Book Large Scale Inverse Problems and Quantification of Uncertainty

Download or read book Large Scale Inverse Problems and Quantification of Uncertainty written by Lorenz Biegler and published by John Wiley & Sons. This book was released on 2011-06-24 with total page 403 pages. Available in PDF, EPUB and Kindle. Book excerpt: This book focuses on computational methods for large-scale statistical inverse problems and provides an introduction to statistical Bayesian and frequentist methodologies. Recent research advances for approximation methods are discussed, along with Kalman filtering methods and optimization-based approaches to solving inverse problems. The aim is to cross-fertilize the perspectives of researchers in the areas of data assimilation, statistics, large-scale optimization, applied and computational mathematics, high performance computing, and cutting-edge applications. The solution to large-scale inverse problems critically depends on methods to reduce computational cost. Recent research approaches tackle this challenge in a variety of different ways. Many of the computational frameworks highlighted in this book build upon state-of-the-art methods for simulation of the forward problem, such as, fast Partial Differential Equation (PDE) solvers, reduced-order models and emulators of the forward problem, stochastic spectral approximations, and ensemble-based approximations, as well as exploiting the machinery for large-scale deterministic optimization through adjoint and other sensitivity analysis methods. Key Features: Brings together the perspectives of researchers in areas of inverse problems and data assimilation. Assesses the current state-of-the-art and identify needs and opportunities for future research. Focuses on the computational methods used to analyze and simulate inverse problems. Written by leading experts of inverse problems and uncertainty quantification. Graduate students and researchers working in statistics, mathematics and engineering will benefit from this book.

Book Statistical and Computational Inverse Problems

Download or read book Statistical and Computational Inverse Problems written by Jari Kaipio and published by Springer Science & Business Media.

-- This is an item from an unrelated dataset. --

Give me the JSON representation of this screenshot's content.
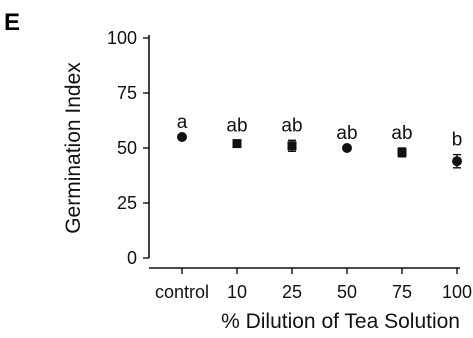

This book was released on 2006-03-30 with total page 346 pages. Available in PDF, EPUB and Kindle. Book excerpt: This book covers the statistical mechanics approach to computational solution of inverse problems, an innovative area of current research with very promising numerical results. The techniques are applied to a number of real world applications such as limited angle tomography, image deblurring, electical impedance tomography, and biomagnetic inverse problems. Contains detailed examples throughout and includes a chapter on case studies where such methods have been implemented in biomedical engineering.

Book Mathematical Methods in Image Processing and Inverse Problems

Download or read book Mathematical Methods in Image Processing and Inverse Problems written by Xue-Cheng Tai and published by Springer Nature. This book was released on 2021-09-25 with total page 226 pages. Available in PDF, EPUB and Kindle. Book excerpt: This book contains eleven original and survey scientific research articles arose from presentations given by invited speakers at International Workshop on Image Processing and Inverse Problems, held in Beijing Computational Science Research Center, Beijing, China, April 21–24, 2018. The book was dedicated to Professor Raymond Chan on the occasion of his 60th birthday. The contents of the book cover topics including image reconstruction, image segmentation, image registration, inverse problems and so on. Deep learning, PDE, statistical theory based research methods and techniques were discussed. The state-of-the-art developments on mathematical analysis, advanced modeling, efficient algorithm and applications were presented. The collected papers in this book also give new research trends in deep learning and optimization for imaging science. It should be a good reference for researchers working on related problems, as well as for researchers working on computer vision and visualization, inverse problems, image processing and medical imaging.